Museo Peruano. Lento y bueno
08
Sep
2008
Con motivo del cumpleaños del niño (léase, quien escribe) y gracias a un leve malentendido familiar, tuvimos oportunidad de conocer el Museo Peruano de Vitacura con Jerónimo de Alderete (que al parecer se cambiará pronto a Lo Gallo con Mar Jónico).

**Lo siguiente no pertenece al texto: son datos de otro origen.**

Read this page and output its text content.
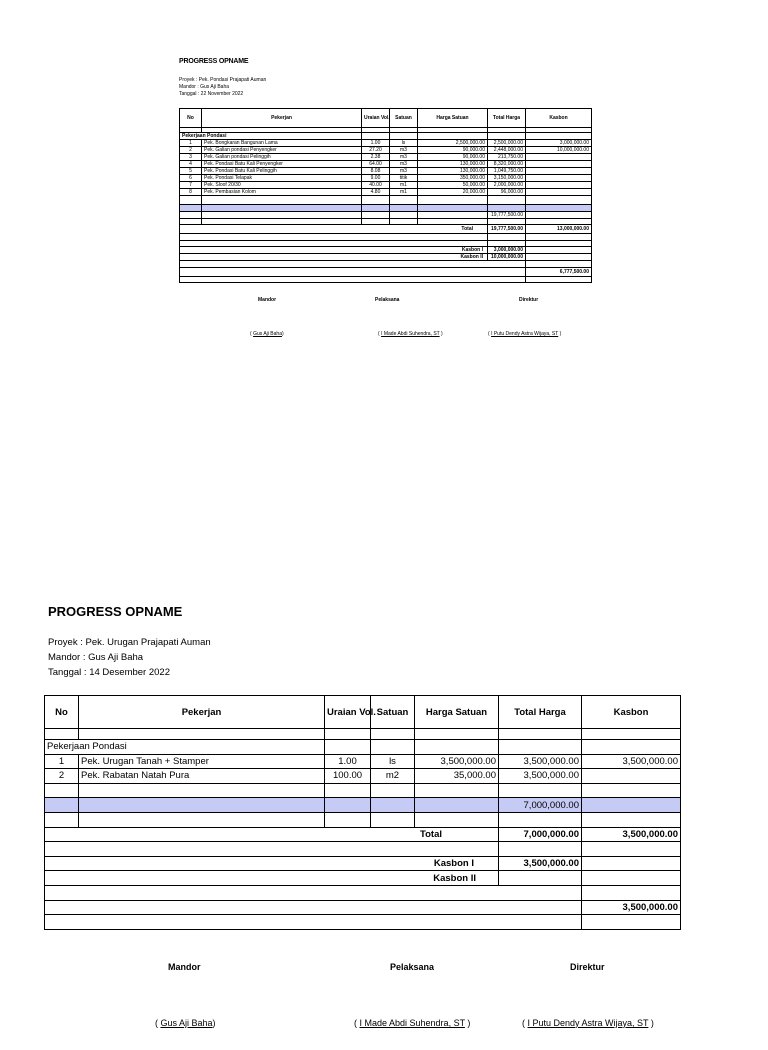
PROGRESS OPNAME
Proyek : Pek. Pondasi Prajapati Auman
Mandor : Gus Aji Baha
Tanggal : 22 November 2022
No	Pekerjan	Uraian Vol.	Satuan	Harga Satuan	Total Harga	Kasbon

Pekerjaan Pondasi						
1	Pek. Bongkaran Bangunan Lama	1.00	ls	2,500,000.00	2,500,000.00	3,000,000.00
2	Pek. Galian pondasi Penyengker	27.20	m3	90,000.00	2,448,000.00	10,000,000.00
3	Pek. Galian pondasi Pelinggih	2.38	m3	90,000.00	213,750.00	
4	Pek. Pondasi Batu Kali Penyengker	64.00	m3	130,000.00	8,320,000.00	
5	Pek. Pondasi Batu Kali Pelinggih	8.08	m3	130,000.00	1,049,750.00	
6	Pek. Pondasi Telapak	9.00	titik	350,000.00	3,150,000.00	
7	Pek. Sloof 20/30	40.00	m1	50,000.00	2,000,000.00	
8	Pek. Pembasian Kolom	4.80	m1	20,000.00	96,000.00	

					19,777,500.00	

Total					19,777,500.00	13,000,000.00

Kasbon I					3,000,000.00	
Kasbon II					10,000,000.00	

						6,777,500.00

Mandor	Pelaksana	Direktur
( Gus Aji Baha)	( I Made Abdi Suhendra, ST )	( I Putu Dendy Astra Wijaya, ST )
PROGRESS OPNAME
Proyek : Pek. Urugan Prajapati Auman
Mandor : Gus Aji Baha
Tanggal : 14 Desember 2022
No	Pekerjan	Uraian Vol.	Satuan	Harga Satuan	Total Harga	Kasbon

Pekerjaan Pondasi						
1	Pek. Urugan Tanah + Stamper	1.00	ls	3,500,000.00	3,500,000.00	3,500,000.00
2	Pek. Rabatan Natah Pura	100.00	m2	35,000.00	3,500,000.00	

					7,000,000.00	

Total					7,000,000.00	3,500,000.00

Kasbon I					3,500,000.00	
Kasbon II						

						3,500,000.00

Mandor	Pelaksana	Direktur
( Gus Aji Baha)	( I Made Abdi Suhendra, ST )	( I Putu Dendy Astra Wijaya, ST )
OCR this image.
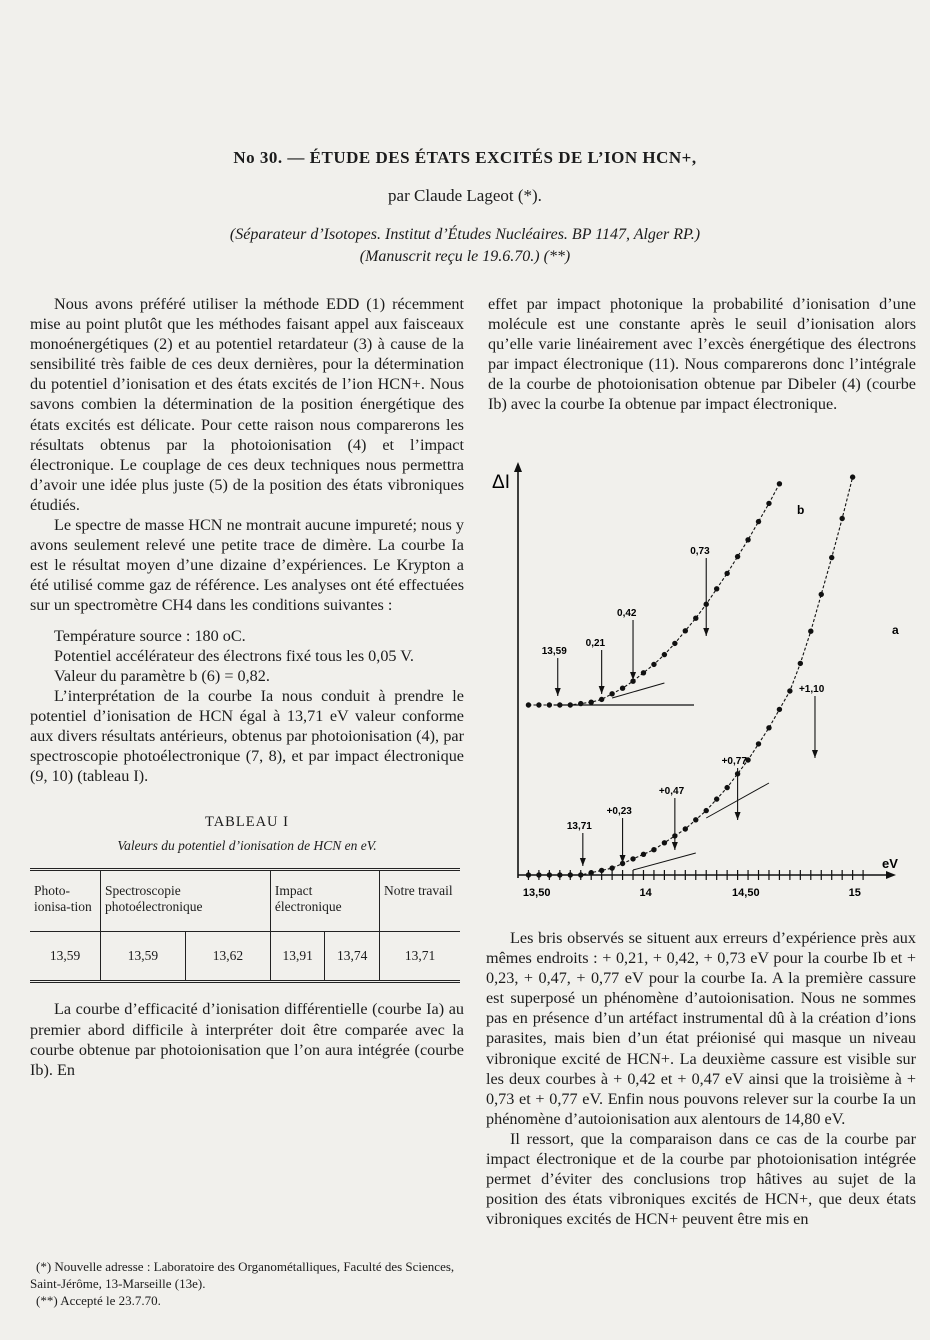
No 30. — ÉTUDE DES ÉTATS EXCITÉS DE L’ION HCN+,
par Claude Lageot (*).
(Séparateur d’Isotopes. Institut d’Études Nucléaires. BP 1147, Alger RP.)
(Manuscrit reçu le 19.6.70.) (**)

Nous avons préféré utiliser la méthode EDD (1) récemment mise au point plutôt que les méthodes faisant appel aux faisceaux monoénergétiques (2) et au potentiel retardateur (3) à cause de la sensibilité très faible de ces deux dernières, pour la détermination du potentiel d’ionisation et des états excités de l’ion HCN+. Nous savons combien la détermination de la position énergétique des états excités est délicate. Pour cette raison nous comparerons les résultats obtenus par la photoionisation (4) et l’impact électronique. Le couplage de ces deux techniques nous permettra d’avoir une idée plus juste (5) de la position des états vibroniques étudiés.

Le spectre de masse HCN ne montrait aucune impureté; nous y avons seulement relevé une petite trace de dimère. La courbe Ia est le résultat moyen d’une dizaine d’expériences. Le Krypton a été utilisé comme gaz de référence. Les analyses ont été effectuées sur un spectromètre CH4 dans les conditions suivantes :

Température source : 180 oC.

Potentiel accélérateur des électrons fixé tous les 0,05 V.

Valeur du paramètre b (6) = 0,82.

L’interprétation de la courbe Ia nous conduit à prendre le potentiel d’ionisation de HCN égal à 13,71 eV valeur conforme aux divers résultats antérieurs, obtenus par photoionisation (4), par spectroscopie photoélectronique (7, 8), et par impact électronique (9, 10) (tableau I).

TABLEAU I
Valeurs du potentiel d’ionisation de HCN en eV.
Photo-ionisa-tion	Spectroscopie photoélectronique		Impact électronique		Notre travail
13,59	13,59	13,62	13,91	13,74	13,71

La courbe d’efficacité d’ionisation différentielle (courbe Ia) au premier abord difficile à interpréter doit être comparée avec la courbe obtenue par photoionisation que l’on aura intégrée (courbe Ib). En

(*) Nouvelle adresse : Laboratoire des Organométalliques, Faculté des Sciences, Saint-Jérôme, 13-Marseille (13e).
(**) Accepté le 23.7.70.

effet par impact photonique la probabilité d’ionisation d’une molécule est une constante après le seuil d’ionisation alors qu’elle varie linéairement avec l’excès énergétique des électrons par impact électronique (11). Nous comparerons donc l’intégrale de la courbe de photoionisation obtenue par Dibeler (4) (courbe Ib) avec la courbe Ia obtenue par impact électronique.

ΔI
eV
13,50	14	14,50	15
13,59
0,21
0,42
0,73
13,71
+0,23
+0,47
+0,77
+1,10
b
a

Les bris observés se situent aux erreurs d’expérience près aux mêmes endroits : + 0,21, + 0,42, + 0,73 eV pour la courbe Ib et + 0,23, + 0,47, + 0,77 eV pour la courbe Ia. A la première cassure est superposé un phénomène d’autoionisation. Nous ne sommes pas en présence d’un artéfact instrumental dû à la création d’ions parasites, mais bien d’un état préionisé qui masque un niveau vibronique excité de HCN+. La deuxième cassure est visible sur les deux courbes à + 0,42 et + 0,47 eV ainsi que la troisième à + 0,73 et + 0,77 eV. Enfin nous pouvons relever sur la courbe Ia un phénomène d’autoionisation aux alentours de 14,80 eV.

Il ressort, que la comparaison dans ce cas de la courbe par impact électronique et de la courbe par photoionisation intégrée permet d’éviter des conclusions trop hâtives au sujet de la position des états vibroniques excités de HCN+, que deux états vibroniques excités de HCN+ peuvent être mis en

Pedimos pisco sour casi todos los adultos, y un piqueo caliente para compartir. Craso error.
Demora eterna. Eduardo hizo algunos pases mágicos y finalmente llegó el piqueo, con una sospechosamente alta proporción de calamar (no es para enojarse, no?), y com ocompensación por la excesiva demora del piqueo nos trajeron un pulpo al olivo sublime. Merece la pena ir al Museo Peruano por su pulpo al olivo por sí solo.
Tras el impasse, la cosa fluyó lenta, pero de lentitud aceptable.
Una facción pidió Lomo saltado. Bueno.

Estaba muy bueno el lomo salteado, si bien inferior al del Olán.
Los de la facción enemiga pedimos Tacu-tacu

Estaba bueno. La carne muy bien. Yo le hubiera puesto más plátano, y creo que me gusta más con porotos negros el Tacu tacu.
La kika pidió unos cannelloni.

Buenos pero nada para enloquecer, en mi opinión. Tenían hartos camarones.
Mi padre pidió una causa de jaiba, de la que no me robé ni un poquito, y Eduardo un arroz chaufan de filete, que tenía buena cara.
Los postres bien.
- El suspiro de limeña, bueno, diabetogénico como corresponde.
- La mazamorra morada rica. Menos dulce de lo temido.
- La torta de tres leches bien sin ser notable.
Resumiendo, bien.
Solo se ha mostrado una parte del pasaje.